Bile acids are a large family of atypical steroids which exert their functions by binding to a family of ubiquitous cell membrane and nuclear receptors. There are two main bile acid activated receptors, FXR and GPBAR1, that are exclusively activated by bile acids, while other receptors CAR, LXRs, PXR, RORγT, S1PR2and VDR are activated by bile acids in addition to other more selective endogenous ligands. In the intestine, activation of FXR and GPBAR1 promotes the release of FGF15/19 and GLP1 which integrate their signaling with direct effects exerted by theother receptors in target tissues. This network is tuned in a time ordered manner by circadian rhythm and is critical for the regulation of metabolic process including autophagy, fast-to-feed transition, lipid and glucose metabolism, energy balance and immune responses. In the last decade FXR ligands have entered clinical trials but development of systemic FXR agonists has been proven challenging because their side effects including increased levels of cholesterol and Low Density Lipoproteins cholesterol (LDL-c) and reduced High-Density Lipoprotein cholesterol (HDL-c).
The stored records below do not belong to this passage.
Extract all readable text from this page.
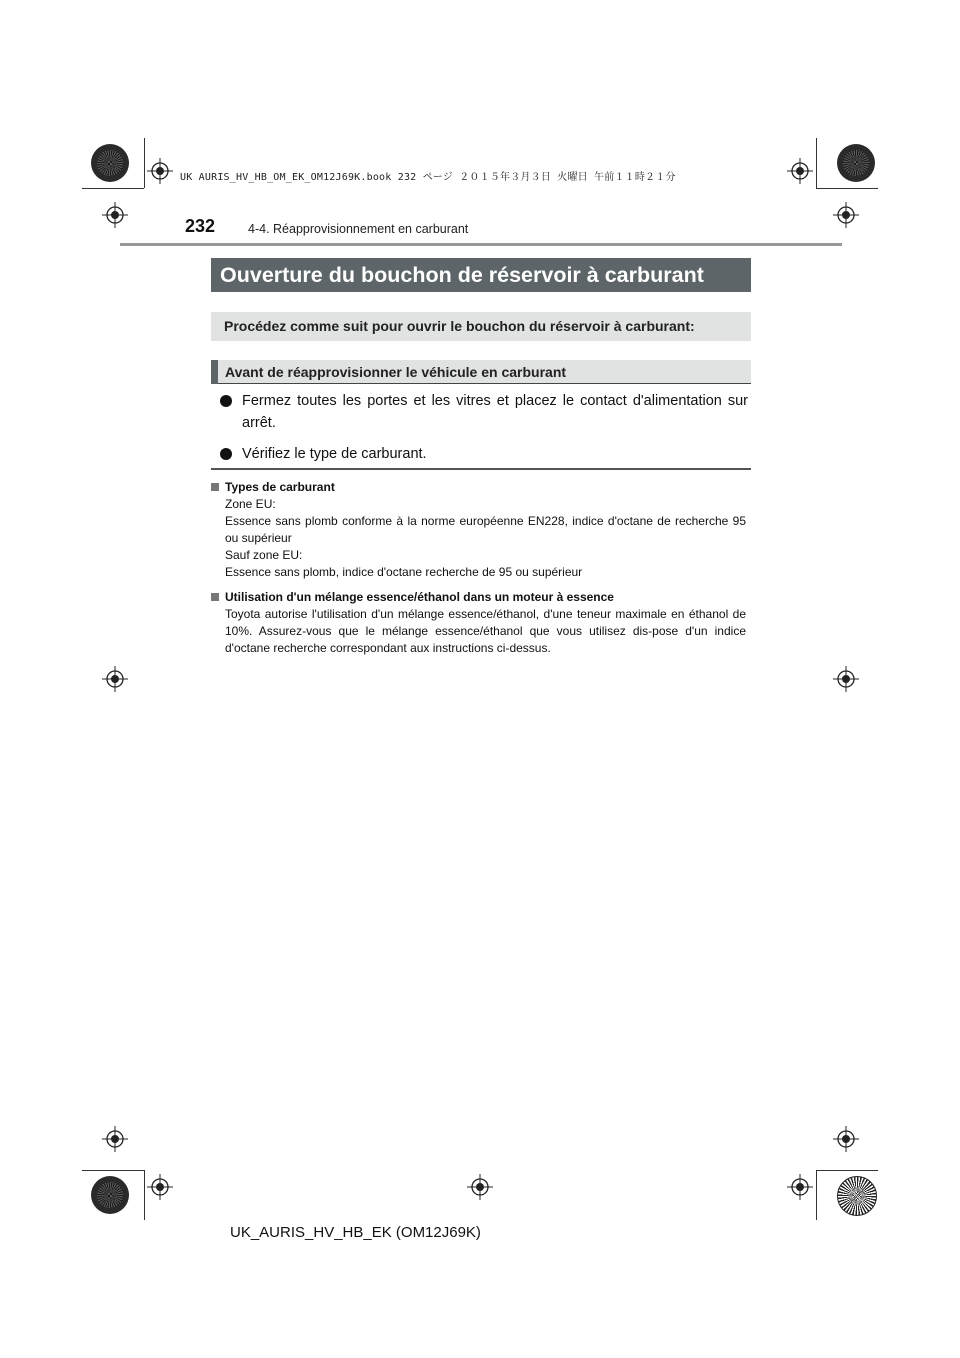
UK AURIS_HV_HB_OM_EK_OM12J69K.book 232 ページ ２０１５年３月３日 火曜日 午前１１時２１分
232	4-4. Réapprovisionnement en carburant
Ouverture du bouchon de réservoir à carburant
Procédez comme suit pour ouvrir le bouchon du réservoir à carburant:
Avant de réapprovisionner le véhicule en carburant
Fermez toutes les portes et les vitres et placez le contact d'alimentation sur arrêt.
Vérifiez le type de carburant.
Types de carburant
Zone EU:
Essence sans plomb conforme à la norme européenne EN228, indice d'octane de recherche 95 ou supérieur
Sauf zone EU:
Essence sans plomb, indice d'octane recherche de 95 ou supérieur
Utilisation d'un mélange essence/éthanol dans un moteur à essence
Toyota autorise l'utilisation d'un mélange essence/éthanol, d'une teneur maximale en éthanol de 10%. Assurez-vous que le mélange essence/éthanol que vous utilisez dis-pose d'un indice d'octane recherche correspondant aux instructions ci-dessus.
UK_AURIS_HV_HB_EK (OM12J69K)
In addition, pruritus has emerged as a common, dose related, side effect of FXR ligands. Intestinal-restricted FXR and GPBAR1 agonists and dual FXR/GPBAR1 agonists have been developed. Here we review the last decade in bile acids physiology and pharmacology.
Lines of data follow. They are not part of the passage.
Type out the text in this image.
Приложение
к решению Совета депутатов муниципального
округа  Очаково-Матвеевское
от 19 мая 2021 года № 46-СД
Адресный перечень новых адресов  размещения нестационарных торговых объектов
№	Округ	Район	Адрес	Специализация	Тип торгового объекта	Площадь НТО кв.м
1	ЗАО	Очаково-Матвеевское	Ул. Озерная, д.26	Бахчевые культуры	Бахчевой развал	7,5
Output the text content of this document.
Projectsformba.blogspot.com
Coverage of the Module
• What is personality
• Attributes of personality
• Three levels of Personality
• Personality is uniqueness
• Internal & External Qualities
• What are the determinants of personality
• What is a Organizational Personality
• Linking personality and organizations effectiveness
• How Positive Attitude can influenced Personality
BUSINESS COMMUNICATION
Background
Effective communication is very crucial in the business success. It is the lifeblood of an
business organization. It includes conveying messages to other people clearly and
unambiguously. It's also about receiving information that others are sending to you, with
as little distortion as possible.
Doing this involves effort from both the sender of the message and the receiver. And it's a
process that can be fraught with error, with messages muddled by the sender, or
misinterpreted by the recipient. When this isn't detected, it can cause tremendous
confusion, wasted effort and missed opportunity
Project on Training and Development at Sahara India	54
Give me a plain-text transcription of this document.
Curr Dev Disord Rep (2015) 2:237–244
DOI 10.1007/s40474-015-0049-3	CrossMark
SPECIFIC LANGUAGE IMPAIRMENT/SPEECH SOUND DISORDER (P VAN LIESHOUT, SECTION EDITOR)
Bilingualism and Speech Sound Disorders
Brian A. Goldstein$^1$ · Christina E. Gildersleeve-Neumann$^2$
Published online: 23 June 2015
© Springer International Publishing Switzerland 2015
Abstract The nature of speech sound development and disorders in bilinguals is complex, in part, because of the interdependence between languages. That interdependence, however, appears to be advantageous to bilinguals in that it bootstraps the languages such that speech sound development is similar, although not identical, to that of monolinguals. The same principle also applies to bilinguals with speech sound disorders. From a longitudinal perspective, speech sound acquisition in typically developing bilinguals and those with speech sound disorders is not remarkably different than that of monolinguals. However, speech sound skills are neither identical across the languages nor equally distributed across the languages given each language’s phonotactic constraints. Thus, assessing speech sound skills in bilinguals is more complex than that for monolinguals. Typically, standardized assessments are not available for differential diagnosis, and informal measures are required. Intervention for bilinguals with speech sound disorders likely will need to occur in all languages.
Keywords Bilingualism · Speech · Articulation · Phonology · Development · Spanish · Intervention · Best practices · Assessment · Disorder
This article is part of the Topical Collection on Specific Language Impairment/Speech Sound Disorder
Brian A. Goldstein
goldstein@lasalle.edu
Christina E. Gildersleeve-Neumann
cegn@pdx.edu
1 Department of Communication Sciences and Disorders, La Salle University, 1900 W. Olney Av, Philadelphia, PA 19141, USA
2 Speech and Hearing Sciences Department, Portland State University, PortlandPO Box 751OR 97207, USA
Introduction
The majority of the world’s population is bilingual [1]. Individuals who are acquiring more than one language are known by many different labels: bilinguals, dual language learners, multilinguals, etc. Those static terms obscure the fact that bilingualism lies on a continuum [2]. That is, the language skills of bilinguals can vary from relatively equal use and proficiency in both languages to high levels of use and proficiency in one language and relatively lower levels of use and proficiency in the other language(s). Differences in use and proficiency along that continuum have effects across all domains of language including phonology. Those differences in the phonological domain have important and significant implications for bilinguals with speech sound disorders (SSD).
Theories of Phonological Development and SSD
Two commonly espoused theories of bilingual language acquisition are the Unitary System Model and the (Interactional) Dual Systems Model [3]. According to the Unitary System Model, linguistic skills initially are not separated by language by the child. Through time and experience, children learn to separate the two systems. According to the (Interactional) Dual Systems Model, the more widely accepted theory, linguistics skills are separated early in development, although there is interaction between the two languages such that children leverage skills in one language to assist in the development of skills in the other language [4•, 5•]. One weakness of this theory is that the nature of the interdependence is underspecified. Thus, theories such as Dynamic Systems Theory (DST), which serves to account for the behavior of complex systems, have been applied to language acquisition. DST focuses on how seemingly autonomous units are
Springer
胆汁酸是一大类非典型类固醇，它们通过与普遍存在的细胞膜和核受体家族结合来发挥其功能。有两种主要的胆汁酸激活受体 FXR 和 GPBAR1，它们仅被胆汁酸激活，而其他受体 CAR、LXR、PXR、RORγT、S1PR2 和 VDR 被胆汁酸以及其他更具选择性的内源性配体激活。在肠道中，FXR 和 GPBAR1 的激活促进了 FGF15/19 和 GLP1 的释放，它们将它们的信号传导与靶组织中其他受体发挥的直接作用相结合。该网络按昼夜节律及时调整，对调节代谢过程至关重要，包括自噬、快速进食过渡、脂质和葡萄糖代谢、能量平衡和免疫反应。在过去十年中，FXR 配体已进入临床试验，但已证明全身 FXR 激动剂的开发具有挑战性，因为它们的副作用包括胆固醇和低密度脂蛋白胆固醇 (LDL-c) 水平升高以及高密度脂蛋白胆固醇 (HDL-c) 降低）。此外，瘙痒已成为 FXR 配体常见的、剂量相关的副作用。已经开发了肠限制性 FXR 和 GPBAR1 激动剂和双重 FXR/GPBAR1 激动剂。在这里，我们回顾了过去十年胆汁酸生理学和药理学。瘙痒已成为 FXR 配体常见的、剂量相关的副作用。已经开发了肠限制性 FXR 和 GPBAR1 激动剂和双重 FXR/GPBAR1 激动剂。在这里，我们回顾了过去十年胆汁酸生理学和药理学。瘙痒已成为 FXR 配体常见的、剂量相关的副作用。已经开发了肠限制性 FXR 和 GPBAR1 激动剂和双重 FXR/GPBAR1 激动剂。在这里，我们回顾了过去十年胆汁酸生理学和药理学。